Moussa Mara lors du congres de son parti : «Le Mali est un champ de bataille entre deux courants»

Le président de Yèlèma, non moins Premier ministre, veut que le Mali ressemble, sur le triple plan social, politique et économique, à ce champ où deux camps s’affrontent : ceux qui veulent que les choses avancent et  les autres qui gagnent dans le vol et le mensonge.

pm premier ministre moussa mara chef gouvernement mali partie yelema discours

Hier, dimanche 21 décembre, les lampions se sont éteints sur le tout premier congrès ordinaire du parti Yèlèma dont les travaux avaient démarré la veille, à Sikasso, à près de 400 km de Bamako. Pour l’occasion, ils étaient plusieurs délégués, venus de l’intérieur et de l’extérieur du Mali, à converger vers la salle Lamissa Bengaly, où ils ont, pendant deux jours, toiletté les textes du parti avant de le doter d’un nouveau directoire de 83 membres, dirigé par le président sortant, Moussa Mara.

Une quinzaine de partis politiques de la majorité présidentielle et de l’opposition ainsi que les représentants de plusieurs ambassades, notamment celles d’Afrique du Sud, de la Côte d’Ivoire, du Sénégal, du Maroc, du Niger, du Nigeria, de la Mauritanie et du Tchad, ont pris part à la cérémonie d’ouverture de ces assises qui ont réservé une large part à la lutte contre la maladie à virus Ebola. Maladie que le président de Yèlèma a, dans son discours d’ouverture, reconnu être loin d’être tuée au Mali, même s’il s’est par ailleurs félicité des progrès enregistrés dans le cadre de la lutte contre cette épidémie.

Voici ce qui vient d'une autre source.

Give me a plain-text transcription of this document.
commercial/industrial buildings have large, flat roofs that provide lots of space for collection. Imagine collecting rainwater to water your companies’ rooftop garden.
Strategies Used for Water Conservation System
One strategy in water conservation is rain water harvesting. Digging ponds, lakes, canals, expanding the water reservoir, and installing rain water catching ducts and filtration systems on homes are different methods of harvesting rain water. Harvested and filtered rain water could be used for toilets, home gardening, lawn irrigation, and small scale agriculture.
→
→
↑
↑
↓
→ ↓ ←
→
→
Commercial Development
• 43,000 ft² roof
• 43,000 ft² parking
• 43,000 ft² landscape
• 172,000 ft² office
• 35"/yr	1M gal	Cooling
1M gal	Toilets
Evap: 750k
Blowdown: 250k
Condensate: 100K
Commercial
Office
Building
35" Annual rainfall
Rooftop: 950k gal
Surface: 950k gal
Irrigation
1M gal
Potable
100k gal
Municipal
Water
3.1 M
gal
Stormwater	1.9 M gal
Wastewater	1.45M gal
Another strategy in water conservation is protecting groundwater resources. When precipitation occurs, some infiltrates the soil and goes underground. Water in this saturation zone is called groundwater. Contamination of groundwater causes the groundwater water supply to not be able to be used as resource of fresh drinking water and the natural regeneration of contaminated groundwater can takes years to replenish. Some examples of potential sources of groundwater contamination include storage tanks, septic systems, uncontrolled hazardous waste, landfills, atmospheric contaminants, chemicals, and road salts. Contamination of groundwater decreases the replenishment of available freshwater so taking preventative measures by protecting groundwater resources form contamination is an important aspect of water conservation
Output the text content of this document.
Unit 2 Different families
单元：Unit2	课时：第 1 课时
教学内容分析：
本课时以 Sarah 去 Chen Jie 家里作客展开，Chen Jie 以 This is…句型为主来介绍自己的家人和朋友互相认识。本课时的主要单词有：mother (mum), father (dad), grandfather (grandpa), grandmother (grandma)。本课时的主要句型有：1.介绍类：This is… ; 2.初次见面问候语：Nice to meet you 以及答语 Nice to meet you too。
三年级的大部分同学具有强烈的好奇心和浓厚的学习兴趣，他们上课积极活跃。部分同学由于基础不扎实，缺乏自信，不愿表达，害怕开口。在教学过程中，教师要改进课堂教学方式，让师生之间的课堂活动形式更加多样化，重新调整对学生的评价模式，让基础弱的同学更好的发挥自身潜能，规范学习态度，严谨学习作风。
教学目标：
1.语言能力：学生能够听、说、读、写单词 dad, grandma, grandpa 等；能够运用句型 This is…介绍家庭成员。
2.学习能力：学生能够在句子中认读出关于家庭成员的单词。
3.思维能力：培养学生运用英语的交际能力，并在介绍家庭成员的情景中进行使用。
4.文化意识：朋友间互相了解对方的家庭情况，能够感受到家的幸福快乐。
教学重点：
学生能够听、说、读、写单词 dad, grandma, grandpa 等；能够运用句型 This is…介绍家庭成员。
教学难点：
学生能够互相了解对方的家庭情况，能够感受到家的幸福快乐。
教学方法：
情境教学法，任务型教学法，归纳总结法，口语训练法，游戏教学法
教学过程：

Partant, Moussa Mara a exhorté les siens à ne jamais baisser la garde tant qu’Ebola rode dans des pays limitrophes du Mali.

Au sujet du processus de paix, le président de Yèlèma a fait savoir qu’un accord est désormais en vue grâce à l’appui de la communauté internationale à laquelle il a réitéré ses remerciements, notamment l’Algérie, chef de file de la médiation. «Nous travaillons à faire en sorte que ce futur accord, que nous espérons bientôt, puisse faire en sorte que le Mali reste un et indivisible et que l’unité nationale soit une réalité», a-t-il espéré. Aussi, a-t-il souhaité que ce futur accord préserve la souveraineté du Mali sur l’ensemble de son territoire, «que ne demeurent plus jamais sur le territoire du Mali des enclaves, des zones  de non droit, des zones où l’Etat est absent, et que la justice fonctionne de la même manière sur l’ensemble du territoire». A l’en croire, c’est pour l’ensemble de ces éléments que le chef de l’Etat et le gouvernement sont en train de se battre dans le cadre de cet accord.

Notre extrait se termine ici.